L’évolution des modes de croire des réformés

Quelle est la réalité de la crise religieuse chez les réformés au XVIIe siècle en Vivarais? La thèse développée par Ph. Joutard 117 est qu'au XVIIe siècle, la communauté protestante aurait tendance à s'affaiblir. Les arguments retenus sont par exemple le déclin des effectifs, le maintien d'une soumission totale à l'autorité royale, l'absence de réaction face aux persécutions engagées après 1661 ou le départ des nobles des rangs des réformés. Or, en 1683, S. Mours le rappelle, les réformés du Vivarais réagissent activement, en organisant une résistance non violente à l’initiative de Claude Brousson et du pasteur Isaac Homel. Ces derniers appellent les fidèles à participer à des cultes sur les emplacements des temples déjà détruits pour protester. Cette manifestation pacifique est suivie d’un essai de résistance violente dans la région des Boutières. En revanche, les fidèles des trois villes étudiées participent très peu au mouvement, à l’exception de Privas 118 . L’autre argument, parfois retenu afin de montrer l’affaiblissement de la foi des réformés, consiste à souligner l’importance des abjurations, souvent même avant l'arrivée des dragons. Le récit des exactions en Poitou et le Béarn, largement véhiculé, a-t-il pesé suffisamment sur les esprits ? Le passage régulier des troupes dans la région, et son cortège de violences, en temps de guerre comme en temps de paix, ont sans doute beaucoup joué.

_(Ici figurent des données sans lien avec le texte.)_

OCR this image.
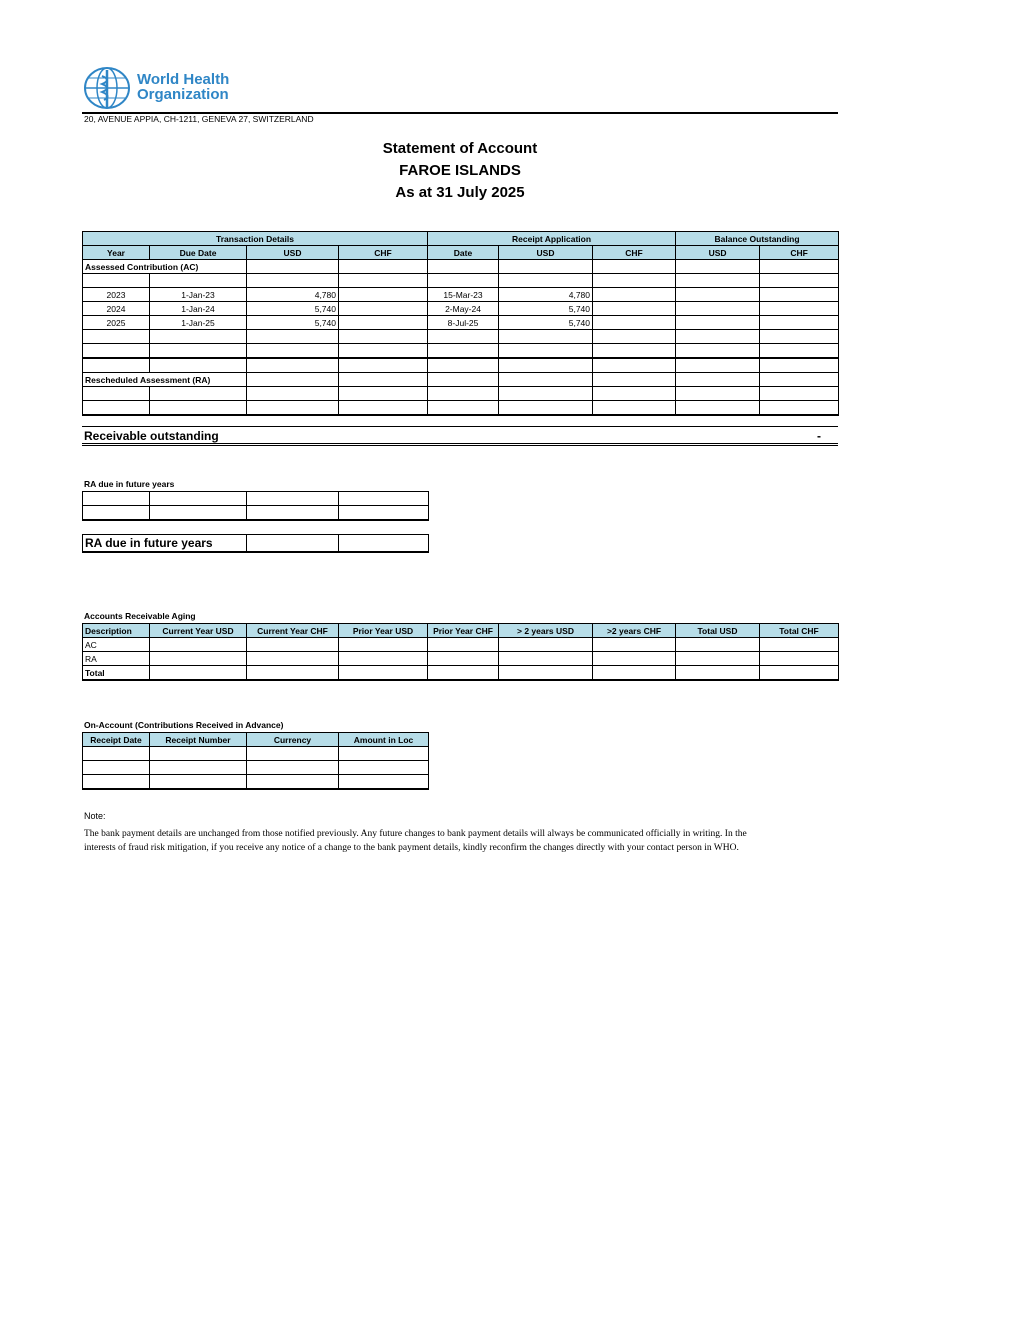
World Health
Organization
20, AVENUE APPIA, CH-1211, GENEVA 27, SWITZERLAND
Statement of Account
FAROE ISLANDS
As at 31 July 2025
Transaction Details				Receipt Application			Balance Outstanding	
Year	Due Date	USD	CHF	Date	USD	CHF	USD	CHF
Assessed Contribution (AC)								

2023	1-Jan-23	4,780		15-Mar-23	4,780			
2024	1-Jan-24	5,740		2-May-24	5,740			
2025	1-Jan-25	5,740		8-Jul-25	5,740			

Rescheduled Assessment (RA)								

Receivable outstanding	-
RA due in future years

RA due in future years		
Accounts Receivable Aging
Description	Current Year USD	Current Year CHF	Prior Year USD	Prior Year CHF	> 2 years USD	>2 years CHF	Total USD	Total CHF
AC								
RA								
Total								
On-Account (Contributions Received in Advance)
Receipt Date	Receipt Number	Currency	Amount in Loc

Note:
The bank payment details are unchanged from those notified previously. Any future changes to bank payment details will always be communicated officially in writing. In the
interests of fraud risk mitigation, if you receive any notice of a change to the bank payment details, kindly reconfirm the changes directly with your contact person in WHO.
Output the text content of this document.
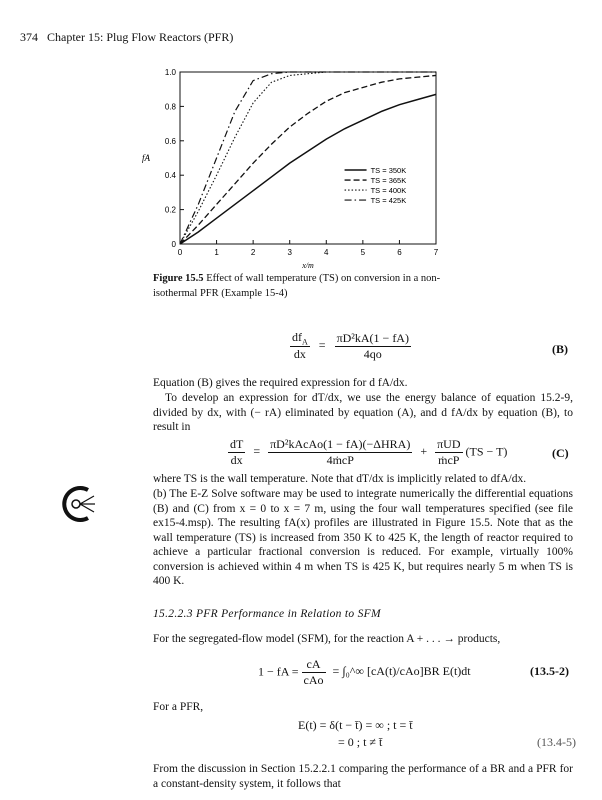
374 Chapter 15: Plug Flow Reactors (PFR)
0	1	2	3	4	5	6	7
0
0.2
0.4
0.6
0.8
1.0
x/m
fA
TS = 350K
TS = 365K
TS = 400K
TS = 425K
Figure 15.5 Effect of wall temperature (TS) on conversion in a non-isothermal PFR (Example 15-4)
$\frac{df_A}{dx} = \frac{\text{πD²kA(1 − fA)}}{4qo}$	(B)
Equation (B) gives the required expression for d fA/dx.
To develop an expression for dT/dx, we use the energy balance of equation 15.2-9, divided by dx, with (− rA) eliminated by equation (A), and d fA/dx by equation (B), to result in
$\frac{dT}{dx} = \frac{\text{πD²kAcAo(1 − fA)(−ΔHRA)}}{\text{4ṁcP}} + \frac{\text{πUD}}{\text{ṁcP}} (TS - T)$	(C)
where TS is the wall temperature. Note that dT/dx is implicitly related to dfA/dx.
(b) The E-Z Solve software may be used to integrate numerically the differential equations (B) and (C) from x = 0 to x = 7 m, using the four wall temperatures specified (see file ex15-4.msp). The resulting fA(x) profiles are illustrated in Figure 15.5. Note that as the wall temperature (TS) is increased from 350 K to 425 K, the length of reactor required to achieve a particular fractional conversion is reduced. For example, virtually 100% conversion is achieved within 4 m when TS is 425 K, but requires nearly 5 m when TS is 400 K.
15.2.2.3 PFR Performance in Relation to SFM
For the segregated-flow model (SFM), for the reaction A + . . . → products,
1 − fA = $\frac{cA}{\text{cAo}}$ = ∫₀^∞ [cA(t)/cAo]BR E(t)dt	(13.5-2)
For a PFR,
E(t) = δ(t − t̄) = ∞ ; t = t̄
= 0 ; t ≠ t̄	(13.4-5)
From the discussion in Section 15.2.2.1 comparing the performance of a BR and a PFR for a constant-density system, it follows that
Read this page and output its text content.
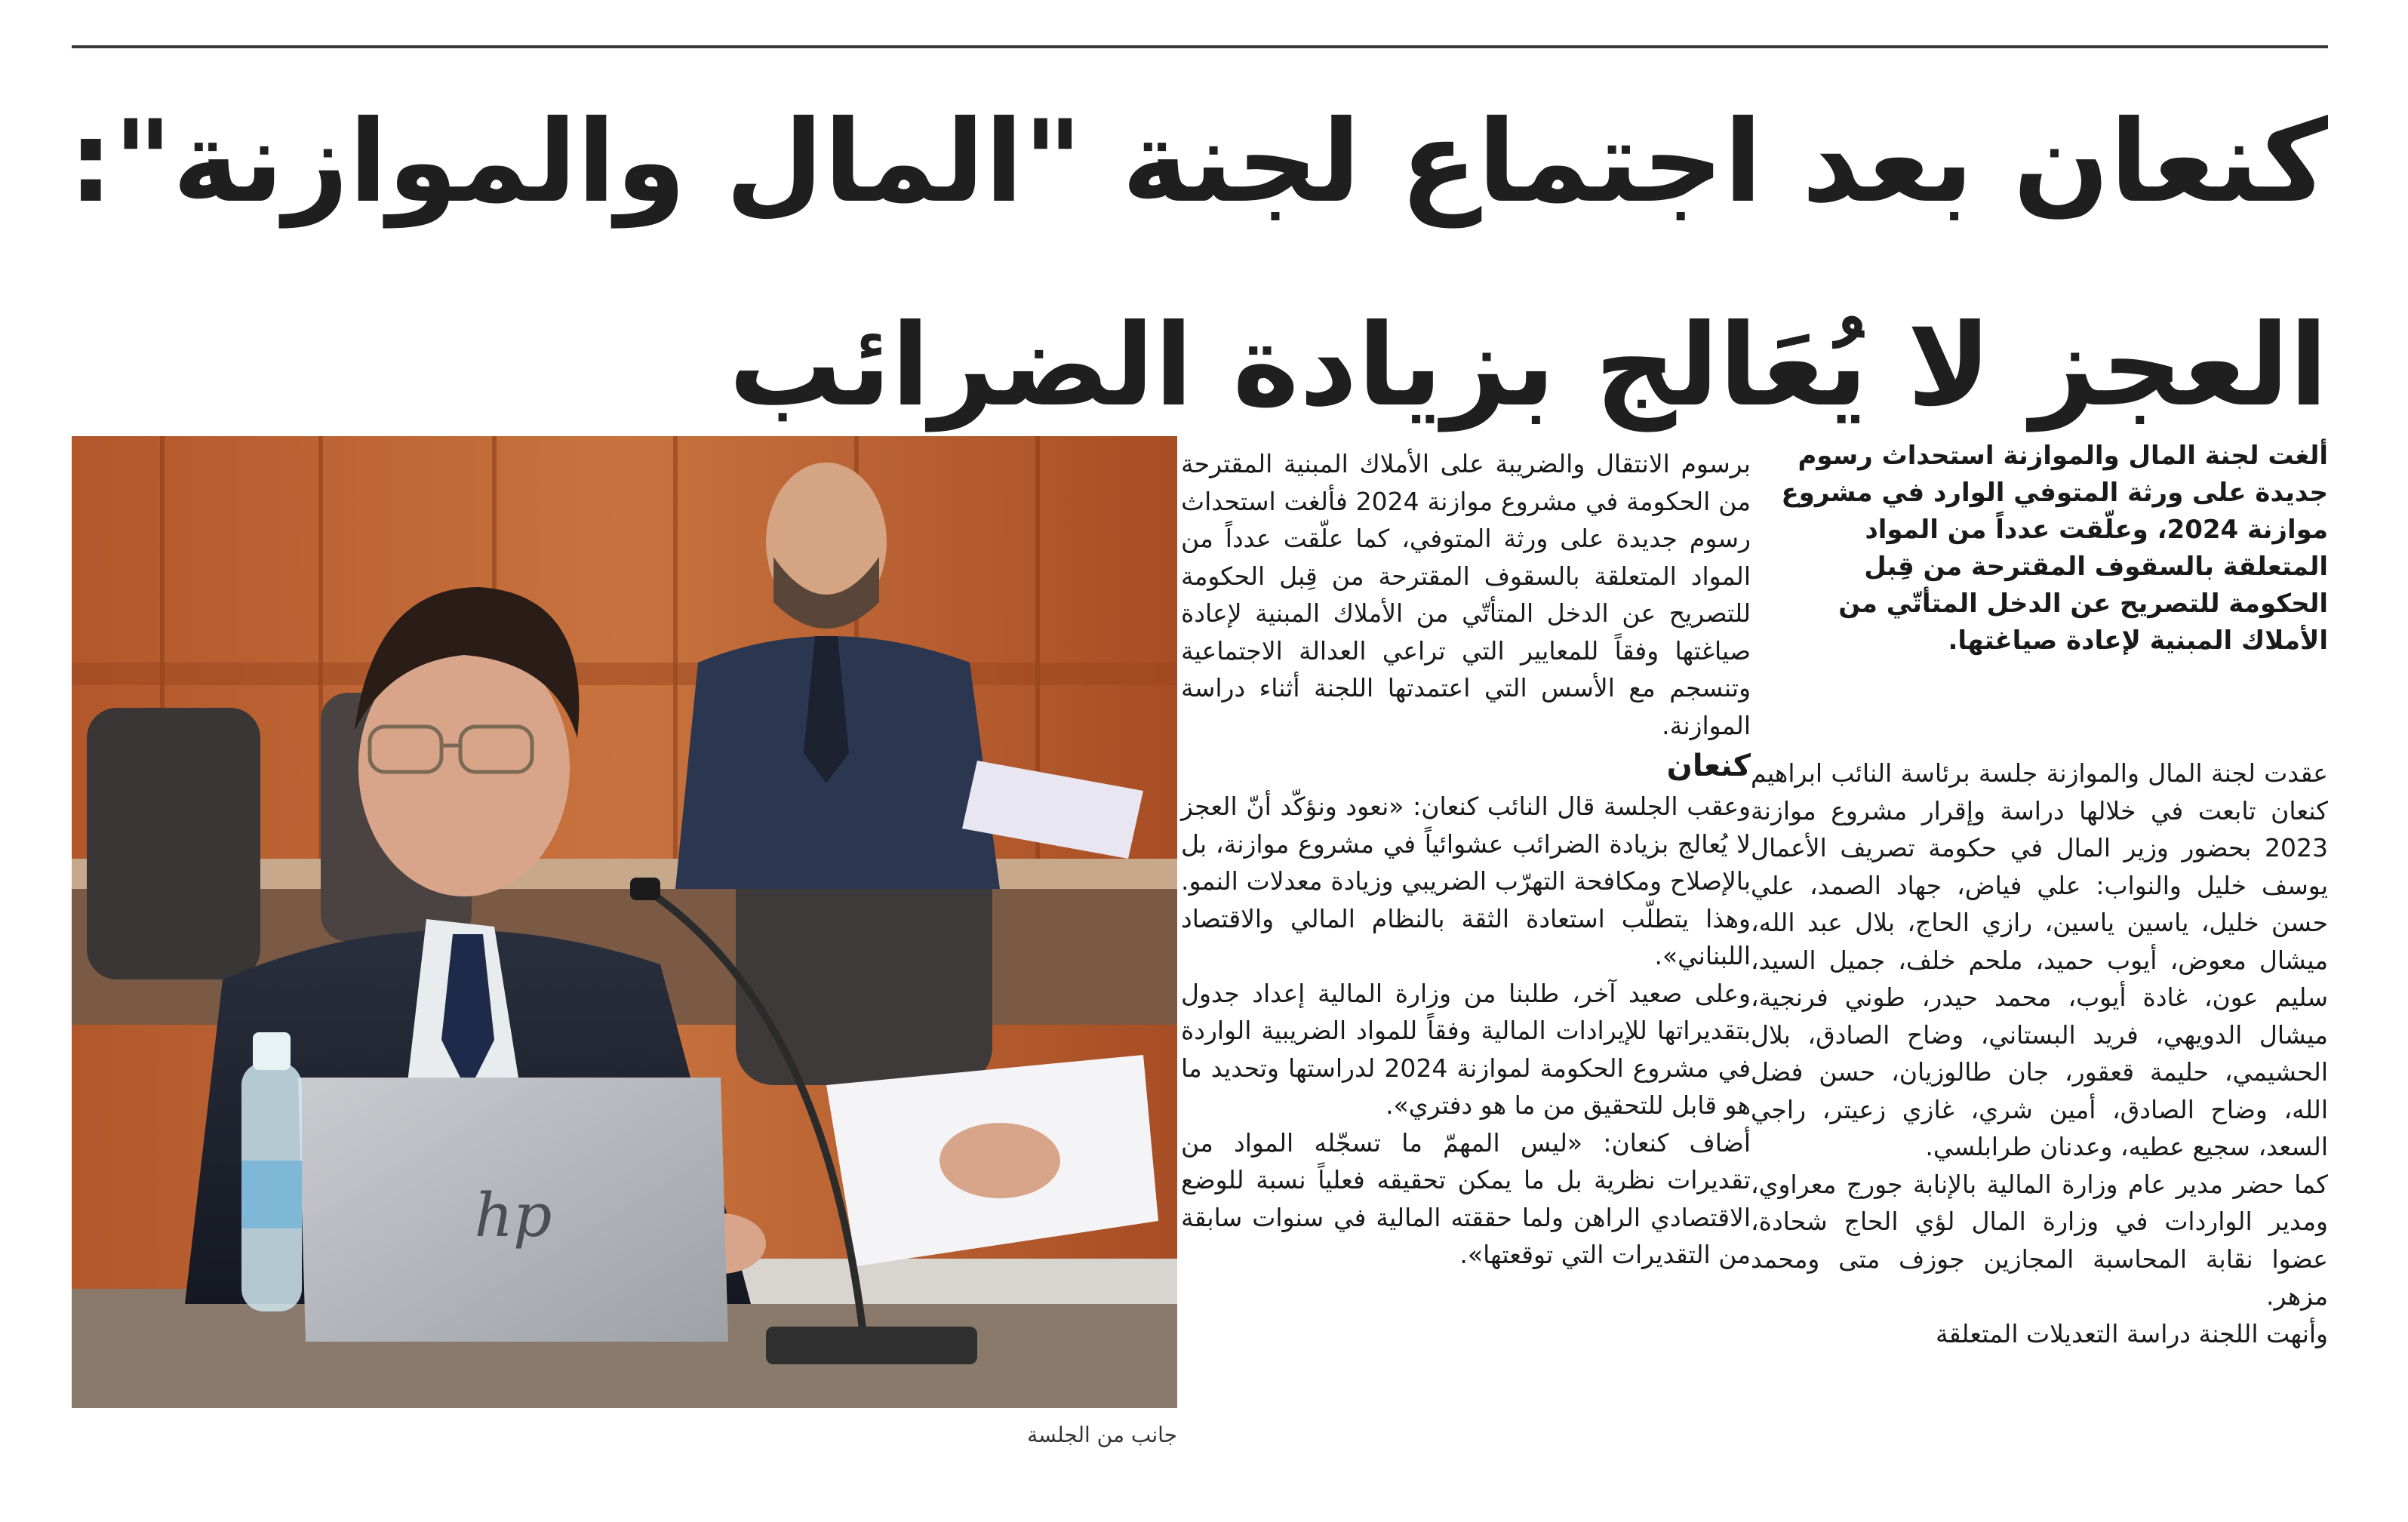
كنعان بعد اجتماع لجنة "المال والموازنة":
العجز لا يُعَالج بزيادة الضرائب
ألغت لجنة المال والموازنة استحداث رسوم جديدة على ورثة المتوفي الوارد في مشروع موازنة 2024، وعلّقت عدداً من المواد المتعلقة بالسقوف المقترحة من قِبل الحكومة للتصريح عن الدخل المتأتّي من الأملاك المبنية لإعادة صياغتها.

عقدت لجنة المال والموازنة جلسة برئاسة النائب ابراهيم كنعان تابعت في خلالها دراسة وإقرار مشروع موازنة 2023 بحضور وزير المال في حكومة تصريف الأعمال يوسف خليل والنواب: علي فياض، جهاد الصمد، علي حسن خليل، ياسين ياسين، رازي الحاج، بلال عبد الله، ميشال معوض، أيوب حميد، ملحم خلف، جميل السيد، سليم عون، غادة أيوب، محمد حيدر، طوني فرنجية، ميشال الدويهي، فريد البستاني، وضاح الصادق، بلال الحشيمي، حليمة قعقور، جان طالوزيان، حسن فضل الله، وضاح الصادق، أمين شري، غازي زعيتر، راجي السعد، سجيع عطيه، وعدنان طرابلسي.

كما حضر مدير عام وزارة المالية بالإنابة جورج معراوي، ومدير الواردات في وزارة المال لؤي الحاج شحادة، عضوا نقابة المحاسبة المجازين جوزف متى ومحمد مزهر.

وأنهت اللجنة دراسة التعديلات المتعلقة

برسوم الانتقال والضريبة على الأملاك المبنية المقترحة من الحكومة في مشروع موازنة 2024 فألغت استحداث رسوم جديدة على ورثة المتوفي، كما علّقت عدداً من المواد المتعلقة بالسقوف المقترحة من قِبل الحكومة للتصريح عن الدخل المتأتّي من الأملاك المبنية لإعادة صياغتها وفقاً للمعايير التي تراعي العدالة الاجتماعية وتنسجم مع الأسس التي اعتمدتها اللجنة أثناء دراسة الموازنة.

كنعان

وعقب الجلسة قال النائب كنعان: «نعود ونؤكّد أنّ العجز لا يُعالج بزيادة الضرائب عشوائياً في مشروع موازنة، بل بالإصلاح ومكافحة التهرّب الضريبي وزيادة معدلات النمو. وهذا يتطلّب استعادة الثقة بالنظام المالي والاقتصاد اللبناني».

وعلى صعيد آخر، طلبنا من وزارة المالية إعداد جدول بتقديراتها للإيرادات المالية وفقاً للمواد الضريبية الواردة في مشروع الحكومة لموازنة 2024 لدراستها وتحديد ما هو قابل للتحقيق من ما هو دفتري».

أضاف كنعان: «ليس المهمّ ما تسجّله المواد من تقديرات نظرية بل ما يمكن تحقيقه فعلياً نسبة للوضع الاقتصادي الراهن ولما حققته المالية في سنوات سابقة من التقديرات التي توقعتها».

hp
جانب من الجلسة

L’argument mérite donc d’être utilisé avec précaution. L’idée selon laquelle l’Eglise protestante traversait une crise est ancienne. Ph. Benedict cite, par exemple, J. Locke, visitant certaines communautés réformées. Dans ses notes prises lors de son voyage dans le sud de la France en février 1676, ce dernier évoque déjà une crise. 119 Celui-ci signale que les effectifs n'évoluent pas beaucoup et les pasteurs qu'il rencontre lui confient que les réformés ne sont pas meilleurs que les « papistes » :

‘« there was little piety or religion among their people and that the lives of the Reformed was no better than that of the Papists. » 120

Enfin, même certains pasteurs, Claude par exemple, rappellent peu avant 1685 :

‘« Je ne sais ce qui arrivera de notre troupeau, je ne remarque que peu de zèle, beaucoup de mondanité et un attachement inviolable au temporel » 121

Nous tenterons donc d’apprécier la réalité et l’ampleur de cette crise religieuse chez les réformés entre 1629 et 1685.

Notes
117.

P. Joutard, 1685, « Une fin et une nouvelle chance pour le protestantisme français » , Le Refuge huguenot, M. Magdeleine et R. Von Thadden, A. Colin, Paris, 1985, p. 25-37.

118.

S. Mours, Le protestantisme en Vivarais et en Velay, Montpellier, 2001, rappelle p. 266 que les lieux concernés par les assemblées du 18 juillet 1683 sont : Le Chambon, Saint-Voy, Silhac, Saint Genest-Lachamp, Saint Jean-Chambre, Saint Michel de Chabrillanoux, Toulaud, Saint Laurent-du-Pape, Saint Etienne-de-Serres, Tournon-lès-Privas, Issamoulenc, Saint Vincent-de-Durfort, Gilhoc, Châteauneuf-de-Vernoux, Retourtour, Alissas et Rochessauve. Ces lieux d’assemblées sont principalement situés dans les Boutières, en revanche les villes périphériques comme Annonay et Villeneuve-de-Berg ne sont pas concernées. Toutefois des troupes vont résider dans les trois villes étudiées entre 1683 et 1685.

119.

Cité par Ph. Benedict, The huguenot population of France, 1600-1685, the demographic fate and customs of a religious minority, transactions of the american philosophical society, Philadelphia, 1991, p. 12.

120.

Ph. Benedict, ouvrage cité, p. 13.

121.

Cité par Ph. Joutard dans Le Refuge huguenot, M. Magdeleine et R. Von Thadden, A. Colin, Paris 1985, p. 25-37.